Sur la Place Emir Abdelkader, volant pour la circonstance la vedette aux pigeons animant Blass, un jeune saltimbanque jonglait avec un ballon en faisant des tours d’acrobatie devant un public tout admiratif. Qui lui jette des pièces d’argent dans une boite, qui prend des photos ou filme à l’oeil le spectacle pour le compte de sa page Face book. L’éco bus touristique « Hlilem », garé à proximité de la grande Mosquée, à son bord des visiteurs, s’apprêtait à quitter la place Khemisti pour une excursion (payante) à destination des grottes de Beni Ad(Aïn Fezza) via le Mechouar et Sidi Boumediène.L’après-midi, le public était invité, au Palais de la Culture Abdelkrim Dali d’Imama(Mansourah) pour un spectacles de variétés organisé à cette occasion par l’Association «Ahbab Mansourah » pour les activités culturelles, avec la participation du comédien et animateur Abdelkader Mostefaoui, du mounchid Abdelmalek, des groupes Rissala, Rahala, Ahlem, Ammou Badis(Negadi), entre autres…
Autre temps, autres mœurs.
Jadis, c’est le périmètre en pavé du marché couvert au lieudit Blassqui constituait le pôle d’attraction commercial, à l’occasion de la fête de l’Achoura. Tout le pourtour était occupé pour la circonstance de stands bien achalandés. L’étage supérieur du marché était surtout réservé aux fleuristes et autres fruits exotiques « affichés » par les Sbiâ’et les Boudghène Stambouli et autres européens…Le rez-de-chaussée était occupé par les mandataires (gros). On citera les Abadji, Mesli, Berrezoug,Kerzabi…Le système d’adjudication (concession) était de mise et le droit de place imposé (« el goumrag »). Deux noms émergent dans ce créneau : Charbit (un Juif) et Senni (Arabe) qui fera un émule en la personne de Ba’ Yahia, dit le boxeur… «Un péage » était par ailleurs instauré à Bab Sidi El Baradeï (à l’entrée- nord de la ville) voisine de la prison civile, destiné aux fellahs venant de Ain El Hout ou Ouzidane…Une ambiance de foire régnait autour du marché : le tissu « transféré » de la Qissaria et la vaisselle (porcelaine) étaient en vogue en cette occasion, des articles prisés par la gente féminine. La fabrication locale du « m’lef»(textile) et le légendaire «haïk »Lachachi (soie), outre les somptueux « hdjoub »(tentures) Benkalfate se distinguait par sa qualité supérieure, sa réputation même en dehors de nos frontières.

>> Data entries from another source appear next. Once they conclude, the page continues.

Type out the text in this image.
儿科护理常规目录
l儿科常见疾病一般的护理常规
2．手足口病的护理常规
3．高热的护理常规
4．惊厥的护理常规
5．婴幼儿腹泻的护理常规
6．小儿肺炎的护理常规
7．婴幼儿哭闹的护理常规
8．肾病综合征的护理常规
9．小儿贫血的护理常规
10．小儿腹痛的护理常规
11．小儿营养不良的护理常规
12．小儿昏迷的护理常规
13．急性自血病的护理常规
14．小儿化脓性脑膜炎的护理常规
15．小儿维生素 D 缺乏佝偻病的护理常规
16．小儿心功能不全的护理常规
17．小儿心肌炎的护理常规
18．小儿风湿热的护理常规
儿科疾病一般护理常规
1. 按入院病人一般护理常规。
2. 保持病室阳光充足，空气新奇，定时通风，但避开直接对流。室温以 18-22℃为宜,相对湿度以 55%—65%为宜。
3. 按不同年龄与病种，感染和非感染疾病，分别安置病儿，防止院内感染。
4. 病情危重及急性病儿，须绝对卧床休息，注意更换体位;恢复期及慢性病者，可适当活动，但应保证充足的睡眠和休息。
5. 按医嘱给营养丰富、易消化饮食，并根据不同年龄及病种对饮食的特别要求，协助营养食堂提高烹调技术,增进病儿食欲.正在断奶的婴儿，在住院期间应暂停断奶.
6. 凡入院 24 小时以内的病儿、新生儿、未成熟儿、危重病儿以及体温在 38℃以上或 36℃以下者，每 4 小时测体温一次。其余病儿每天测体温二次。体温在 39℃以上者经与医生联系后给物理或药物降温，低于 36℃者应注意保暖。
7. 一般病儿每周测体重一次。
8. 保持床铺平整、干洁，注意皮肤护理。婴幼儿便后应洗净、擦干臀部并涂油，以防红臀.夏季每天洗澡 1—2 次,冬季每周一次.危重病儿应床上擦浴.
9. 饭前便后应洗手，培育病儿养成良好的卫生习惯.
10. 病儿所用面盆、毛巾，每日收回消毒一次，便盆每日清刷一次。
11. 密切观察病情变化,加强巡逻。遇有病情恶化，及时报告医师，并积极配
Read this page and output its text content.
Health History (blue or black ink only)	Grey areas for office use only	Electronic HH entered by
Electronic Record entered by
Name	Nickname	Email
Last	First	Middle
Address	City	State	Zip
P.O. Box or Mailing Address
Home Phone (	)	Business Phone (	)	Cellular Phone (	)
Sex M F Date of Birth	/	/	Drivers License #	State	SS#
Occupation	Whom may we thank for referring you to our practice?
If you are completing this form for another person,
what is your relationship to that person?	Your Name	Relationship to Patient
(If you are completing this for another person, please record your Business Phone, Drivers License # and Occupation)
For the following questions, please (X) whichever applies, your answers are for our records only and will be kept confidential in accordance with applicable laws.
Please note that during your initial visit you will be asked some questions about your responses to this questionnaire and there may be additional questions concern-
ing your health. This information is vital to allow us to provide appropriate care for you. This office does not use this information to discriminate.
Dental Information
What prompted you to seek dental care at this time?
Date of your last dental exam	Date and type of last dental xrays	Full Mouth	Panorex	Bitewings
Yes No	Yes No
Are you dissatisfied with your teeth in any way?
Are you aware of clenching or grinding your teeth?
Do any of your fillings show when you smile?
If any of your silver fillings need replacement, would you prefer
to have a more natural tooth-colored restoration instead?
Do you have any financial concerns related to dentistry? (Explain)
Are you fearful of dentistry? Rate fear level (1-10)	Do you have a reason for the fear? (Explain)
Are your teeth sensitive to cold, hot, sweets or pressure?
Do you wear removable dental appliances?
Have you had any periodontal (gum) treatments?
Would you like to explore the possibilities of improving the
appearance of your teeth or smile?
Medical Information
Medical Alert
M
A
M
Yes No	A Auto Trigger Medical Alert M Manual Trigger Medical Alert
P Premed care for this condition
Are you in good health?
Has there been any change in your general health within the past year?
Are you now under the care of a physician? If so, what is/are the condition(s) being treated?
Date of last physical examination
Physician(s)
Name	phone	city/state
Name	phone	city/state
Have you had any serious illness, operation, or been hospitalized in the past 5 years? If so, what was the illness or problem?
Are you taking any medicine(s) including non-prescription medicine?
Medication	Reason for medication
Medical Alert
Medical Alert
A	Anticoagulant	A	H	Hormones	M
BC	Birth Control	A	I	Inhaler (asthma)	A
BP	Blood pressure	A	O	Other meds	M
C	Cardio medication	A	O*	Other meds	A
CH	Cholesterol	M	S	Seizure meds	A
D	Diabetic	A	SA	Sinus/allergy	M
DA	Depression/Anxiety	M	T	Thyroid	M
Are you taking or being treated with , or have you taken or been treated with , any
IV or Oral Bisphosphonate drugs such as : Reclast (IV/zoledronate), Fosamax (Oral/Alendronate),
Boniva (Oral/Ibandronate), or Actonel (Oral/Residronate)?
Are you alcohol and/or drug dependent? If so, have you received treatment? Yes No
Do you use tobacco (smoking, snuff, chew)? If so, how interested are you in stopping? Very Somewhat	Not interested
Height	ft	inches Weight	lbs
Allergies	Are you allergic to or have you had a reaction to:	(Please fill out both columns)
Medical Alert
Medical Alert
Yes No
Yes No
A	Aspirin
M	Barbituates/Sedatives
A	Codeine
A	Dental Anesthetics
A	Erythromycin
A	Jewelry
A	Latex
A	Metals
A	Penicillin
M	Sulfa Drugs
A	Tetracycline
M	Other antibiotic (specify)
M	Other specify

Tlemcen était à ce titre comme «jumelée» à Cordoue en matière d’artisanat…El Hadja ZhorA’ma (Bouchenak) de R’hiba, Ma’ Tabet de la rue Benziane, Fatma de Hart R’ma, Ammaria de derb Beni Djemla, Kenza de Sidi El Halloui el Bali, Kheïra de R’bat, Aouicha de Sidi Daoudi, Mansouria de Ras el B’har, Bent Benseghir de derb Sedjène, Yamina de derb Sidi el Djebbar, que Dieu aient leur âme, et tant d’autres, ne rataient en aucune circonstance cette tournée «foraine».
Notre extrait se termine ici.